James Gandolfini, the Tony Award-Nominated and Emmy Award-Winning Star of The Sopranos, Has Died

Gandolfini last appeared on Broadway in 2009’s God of Carnage.

James Gandolfini
James Gandolfini
(© Joseph Marzullo/WENN)

James Gandolfini, the Tony Award-nominated and multi-Emmy Award-winning actor best known for his performance as mob boss Tony Soprano on the acclaimed HBO drama The Sopranos, died on June 19 in Italy at the age of 51. The cause is believed to have been a heart attack.

Gandolfini received a 2009 Tony nomination for his performance as volatile parent Michael in the hit Yasmina Reza play God of Carnage. Directed by Matthew Warchus and playing opposite Jeff Daniels, Marcia Gay Harden, and Hope Davis, they repeated their work in the French play’s subsequent Los Angeles staging in 2011. Gandolfini made his Broadway debut in the 1992 revival of A Streetcar Named Desire, which starred Jessica Lange and Alec Baldwin, and later appeared in On the Waterfront.

Yet it was his performance as Tony Soprano that made the press-shy Gandolfini a household name.

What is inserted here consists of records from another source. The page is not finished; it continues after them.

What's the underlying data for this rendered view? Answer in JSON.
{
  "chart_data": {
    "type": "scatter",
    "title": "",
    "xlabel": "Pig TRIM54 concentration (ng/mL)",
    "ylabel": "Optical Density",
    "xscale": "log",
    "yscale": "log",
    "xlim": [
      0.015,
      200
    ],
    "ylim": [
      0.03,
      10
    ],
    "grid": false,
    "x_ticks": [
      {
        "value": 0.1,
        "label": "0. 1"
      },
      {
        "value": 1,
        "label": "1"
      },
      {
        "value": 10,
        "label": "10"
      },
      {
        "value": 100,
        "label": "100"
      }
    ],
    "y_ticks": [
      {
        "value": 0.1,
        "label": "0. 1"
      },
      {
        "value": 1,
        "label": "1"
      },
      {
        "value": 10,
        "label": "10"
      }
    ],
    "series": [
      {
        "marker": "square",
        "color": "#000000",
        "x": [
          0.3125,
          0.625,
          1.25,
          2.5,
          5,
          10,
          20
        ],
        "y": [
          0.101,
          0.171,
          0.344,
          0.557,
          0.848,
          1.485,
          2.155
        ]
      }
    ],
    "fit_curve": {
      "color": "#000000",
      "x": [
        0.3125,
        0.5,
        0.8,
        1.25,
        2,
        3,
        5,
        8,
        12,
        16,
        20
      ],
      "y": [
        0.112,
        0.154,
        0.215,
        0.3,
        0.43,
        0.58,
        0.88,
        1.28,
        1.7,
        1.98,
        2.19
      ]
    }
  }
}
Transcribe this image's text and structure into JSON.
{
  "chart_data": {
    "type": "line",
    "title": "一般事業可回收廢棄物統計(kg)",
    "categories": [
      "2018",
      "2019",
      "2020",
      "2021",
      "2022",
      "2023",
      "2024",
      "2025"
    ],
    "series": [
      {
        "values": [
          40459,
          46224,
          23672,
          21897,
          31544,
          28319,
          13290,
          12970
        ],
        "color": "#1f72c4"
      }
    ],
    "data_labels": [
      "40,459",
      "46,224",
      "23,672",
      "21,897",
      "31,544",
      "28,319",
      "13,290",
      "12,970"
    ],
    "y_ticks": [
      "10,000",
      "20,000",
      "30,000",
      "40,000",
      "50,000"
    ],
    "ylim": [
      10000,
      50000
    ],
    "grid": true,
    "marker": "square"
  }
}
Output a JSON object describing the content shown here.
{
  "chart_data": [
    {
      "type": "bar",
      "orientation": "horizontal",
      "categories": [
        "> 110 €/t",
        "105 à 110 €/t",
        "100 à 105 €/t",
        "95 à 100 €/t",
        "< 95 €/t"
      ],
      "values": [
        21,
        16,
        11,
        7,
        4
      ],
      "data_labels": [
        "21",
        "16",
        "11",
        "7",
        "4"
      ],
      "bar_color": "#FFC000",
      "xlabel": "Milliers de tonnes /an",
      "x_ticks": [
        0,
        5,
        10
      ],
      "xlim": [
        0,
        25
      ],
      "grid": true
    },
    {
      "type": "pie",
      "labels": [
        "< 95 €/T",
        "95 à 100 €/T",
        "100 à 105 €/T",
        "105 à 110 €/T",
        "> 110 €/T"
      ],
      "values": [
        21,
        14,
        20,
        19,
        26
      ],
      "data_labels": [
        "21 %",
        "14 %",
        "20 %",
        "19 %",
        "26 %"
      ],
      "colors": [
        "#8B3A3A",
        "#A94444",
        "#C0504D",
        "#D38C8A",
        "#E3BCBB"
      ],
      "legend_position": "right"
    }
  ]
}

The Sopranos ran for six seasons on HBO, and Gandolfini picked up three Emmy Awards, four SAG Awards, and a Golden Globe for his work as the New Jersey mafia kingpin with anxiety issues. Among his many film credits were Zero Dark Thirty, In the Loop, True Romance, Get Shorty, and Where the Wild Things Are.

Born in Westwood, New Jersey on September 18, 1961, James Joseph Gandolfini, Jr. is survived by his wife, Deborah Lin, their daughter, Liliana, and a teenage son, Michael, from a previous marriage.